Many animals, including humans, strongly rely on their visual sense. Vision provides highly multidimensional information about the natural environment, which makes it suitable to control a wide range of behaviors. However, this complex sensory input requires a high amount of flexibility in the visual system. Especially insects, due to their limited neural capacities, need to streamline the visual input signals. Parallel spatial filters help to process the complex visual information, by focusing only on relevant areas of the visual field, or by filtering different spatial features in the same visual area. In my PhD, I use hawkmoths as a model to study different aspects of visual processing:

I investigate spatial processing from the natural visual inputs to the behavioral outputs, including the neural processing and its underlying anatomical structure.
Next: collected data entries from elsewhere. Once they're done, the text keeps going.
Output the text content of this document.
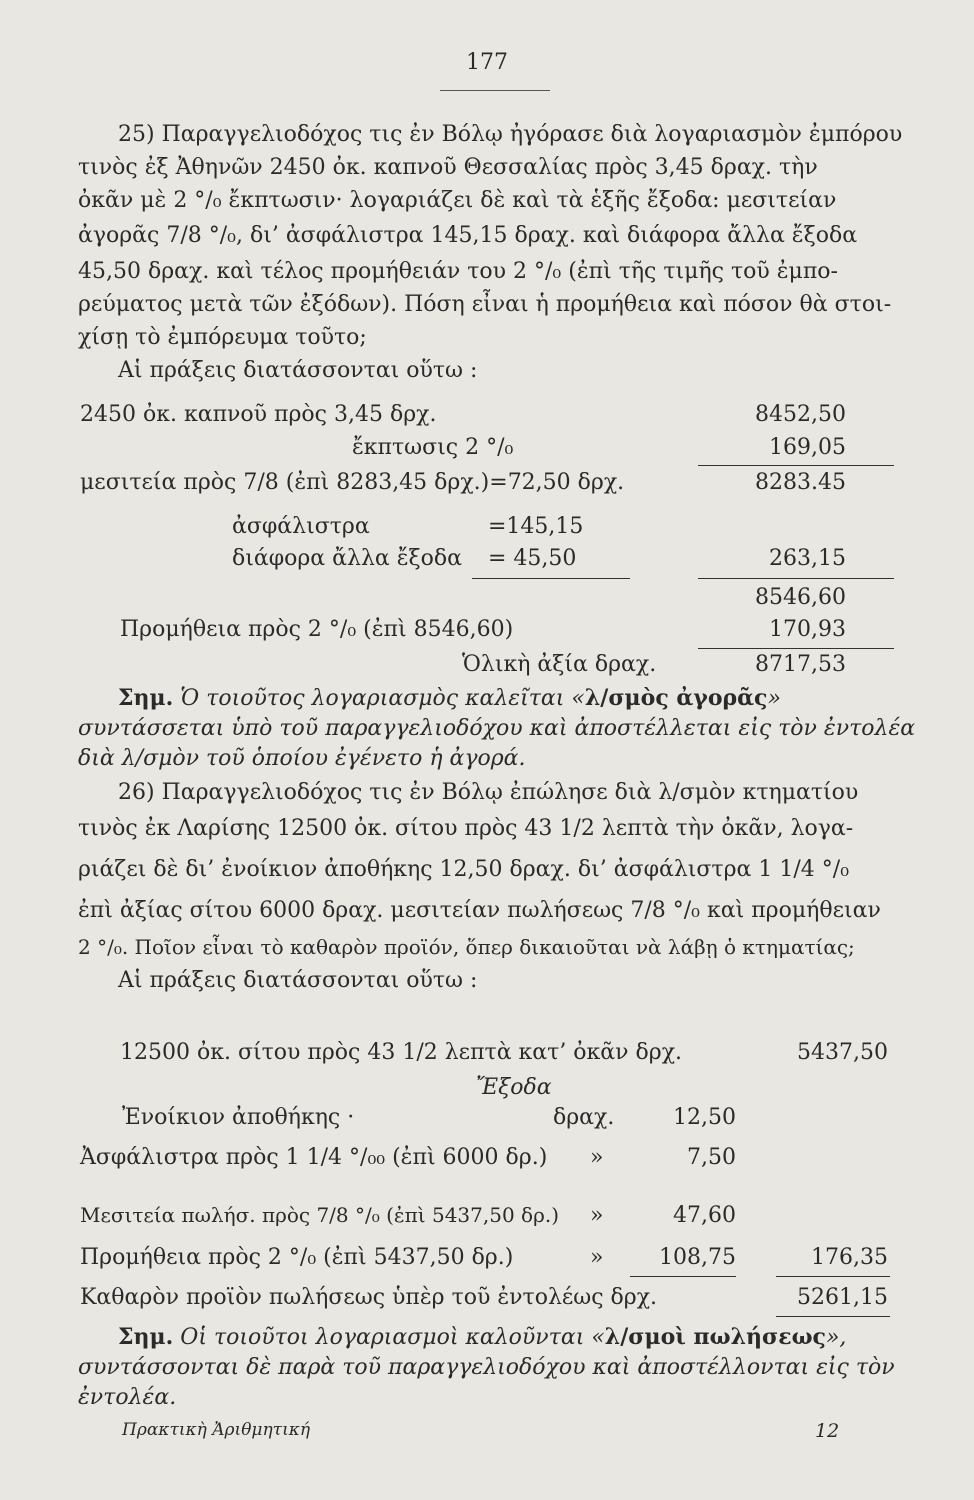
177
25) Παραγγελιοδόχος τις ἐν Βόλῳ ἠγόρασε διὰ λογαριασμὸν ἐμπόρου
τινὸς ἐξ Ἀθηνῶν 2450 ὀκ. καπνοῦ Θεσσαλίας πρὸς 3,45 δραχ. τὴν
ὀκᾶν μὲ 2 °/₀ ἔκπτωσιν· λογαριάζει δὲ καὶ τὰ ἑξῆς ἔξοδα: μεσιτείαν
ἀγορᾶς 7/8 °/₀, δι’ ἀσφάλιστρα 145,15 δραχ. καὶ διάφορα ἄλλα ἔξοδα
45,50 δραχ. καὶ τέλος προμήθειάν του 2 °/₀ (ἐπὶ τῆς τιμῆς τοῦ ἐμπο-
ρεύματος μετὰ τῶν ἐξόδων). Πόση εἶναι ἡ προμήθεια καὶ πόσον θὰ στοι-
χίσῃ τὸ ἐμπόρευμα τοῦτο;
Αἱ πράξεις διατάσσονται οὕτω :
2450 ὀκ. καπνοῦ πρὸς 3,45 δρχ.	8452,50
ἔκπτωσις 2 °/₀	169,05
μεσιτεία πρὸς 7/8 (ἐπὶ 8283,45 δρχ.)=72,50 δρχ.	8283.45
ἀσφάλιστρα	=145,15
διάφορα ἄλλα ἔξοδα = 45,50	263,15
8546,60
Προμήθεια πρὸς 2 °/₀ (ἐπὶ 8546,60)	170,93
Ὁλικὴ ἀξία δραχ.	8717,53
Σημ. Ὁ τοιοῦτος λογαριασμὸς καλεῖται «λ/σμὸς ἀγορᾶς»
συντάσσεται ὑπὸ τοῦ παραγγελιοδόχου καὶ ἀποστέλλεται εἰς τὸν ἐντολέα
διὰ λ/σμὸν τοῦ ὁποίου ἐγένετο ἡ ἀγορά.
26) Παραγγελιοδόχος τις ἐν Βόλῳ ἐπώλησε διὰ λ/σμὸν κτηματίου
τινὸς ἐκ Λαρίσης 12500 ὀκ. σίτου πρὸς 43 1/2 λεπτὰ τὴν ὀκᾶν, λογα-
ριάζει δὲ δι’ ἐνοίκιον ἀποθήκης 12,50 δραχ. δι’ ἀσφάλιστρα 1 1/4 °/₀
ἐπὶ ἀξίας σίτου 6000 δραχ. μεσιτείαν πωλήσεως 7/8 °/₀ καὶ προμήθειαν
2 °/₀. Ποῖον εἶναι τὸ καθαρὸν προϊόν, ὅπερ δικαιοῦται νὰ λάβῃ ὁ κτηματίας;
Αἱ πράξεις διατάσσονται οὕτω :
12500 ὀκ. σίτου πρὸς 43 1/2 λεπτὰ κατ’ ὀκᾶν δρχ.	5437,50
Ἔξοδα
Ἐνοίκιον ἀποθήκης ·	δραχ.	12,50
Ἀσφάλιστρα πρὸς 1 1/4 °/₀₀ (ἐπὶ 6000 δρ.) »	7,50
Μεσιτεία πωλήσ. πρὸς 7/8 °/₀ (ἐπὶ 5437,50 δρ.) »	47,60
Προμήθεια πρὸς 2 °/₀ (ἐπὶ 5437,50 δρ.)	»	108,75	176,35
Καθαρὸν προϊὸν πωλήσεως ὑπὲρ τοῦ ἐντολέως δρχ.	5261,15
Σημ. Οἱ τοιοῦτοι λογαριασμοὶ καλοῦνται «λ/σμοὶ πωλήσεως»,
συντάσσονται δὲ παρὰ τοῦ παραγγελιοδόχου καὶ ἀποστέλλονται εἰς τὸν
ἐντολέα.
Πρακτικὴ Ἀριθμητική	12
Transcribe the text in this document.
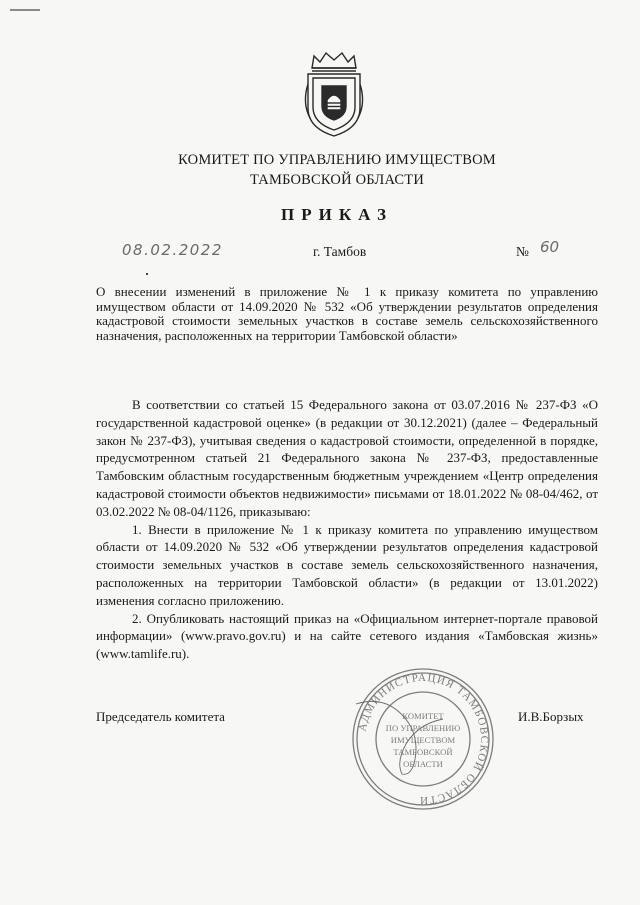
КОМИТЕТ ПО УПРАВЛЕНИЮ ИМУЩЕСТВОМ
ТАМБОВСКОЙ ОБЛАСТИ
ПРИКАЗ
08.02.2022	г. Тамбов	№ 60
О внесении изменений в приложение № 1 к приказу комитета по управлению имуществом области от 14.09.2020 № 532 «Об утверждении результатов определения кадастровой стоимости земельных участков в составе земель сельскохозяйственного назначения, расположенных на территории Тамбовской области»

В соответствии со статьей 15 Федерального закона от 03.07.2016 № 237-ФЗ «О государственной кадастровой оценке» (в редакции от 30.12.2021) (далее – Федеральный закон № 237-ФЗ), учитывая сведения о кадастровой стоимости, определенной в порядке, предусмотренном статьей 21 Федерального закона № 237-ФЗ, предоставленные Тамбовским областным государственным бюджетным учреждением «Центр определения кадастровой стоимости объектов недвижимости» письмами от 18.01.2022 № 08-04/462, от 03.02.2022 № 08-04/1126, приказываю:

1. Внести в приложение № 1 к приказу комитета по управлению имуществом области от 14.09.2020 № 532 «Об утверждении результатов определения кадастровой стоимости земельных участков в составе земель сельскохозяйственного назначения, расположенных на территории Тамбовской области» (в редакции от 13.01.2022) изменения согласно приложению.

2. Опубликовать настоящий приказ на «Официальном интернет-портале правовой информации» (www.pravo.gov.ru) и на сайте сетевого издания «Тамбовская жизнь» (www.tamlife.ru).

Председатель комитета	И.В.Борзых
АДМИНИСТРАЦИЯ ТАМБОВСКОЙ ОБЛАСТИ
КОМИТЕТ
ПО УПРАВЛЕНИЮ
ИМУЩЕСТВОМ
ТАМБОВСКОЙ
ОБЛАСТИ
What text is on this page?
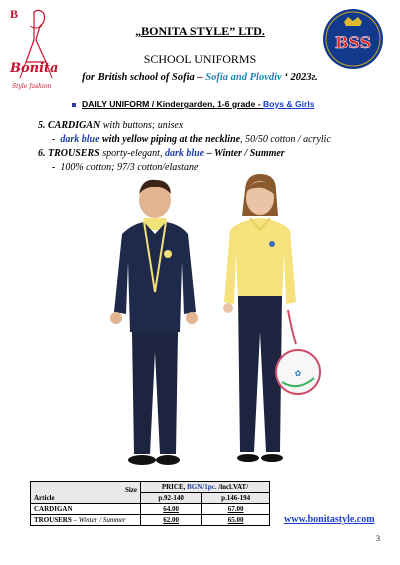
B
Bonita
Style fashion
BSS
„BONITA STYLE” LTD.
SCHOOL UNIFORMS
for British school of Sofia – Sofia and Plovdiv ‘ 2023г.
DAILY UNIFORM / Kindergarden, 1-6 grade - Boys & Girls
5. CARDIGAN with buttons; unisex
- dark blue with yellow piping at the neckline, 50/50 cotton / acrylic
6. TROUSERS sporty-elegant, dark blue – Winter / Summer
- 100% cotton; 97/3 cotton/elastane
✿
Size
Article	PRICE, BGN/1pc. /incl.VAT/	
	р.92-140	р.146-194
CARDIGAN	64.00	67.00
TROUSERS – Winter / Summer	62.00	65.00	www.bonitastyle.com
3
Ultimately, I combine a wide range of methods to gain a holistic understanding of how spatial processing in the insect visual system helps to extract visual information out of a complex visual world.

First, by quantifying the image statistics of natural visual sceneries, I aim to understand the natural inputs to the visual system. Second, I use intracellular recordings to investigate how visual information is processed in the insect brain and which neurons are involved in spatial processing. Third, I study the anatomical fine structure to understand the neuronal basis underlying their functions. Finally, I use computational modelling to simulate a cell’s response to different spatial stimuli, based on the morphology and connectivity of individual neurons.       
Ultimately, by combining these different aspects of visual processing, I aim to reveal how spatial processing in the insect visual system supports natural behavior in a complex visual world.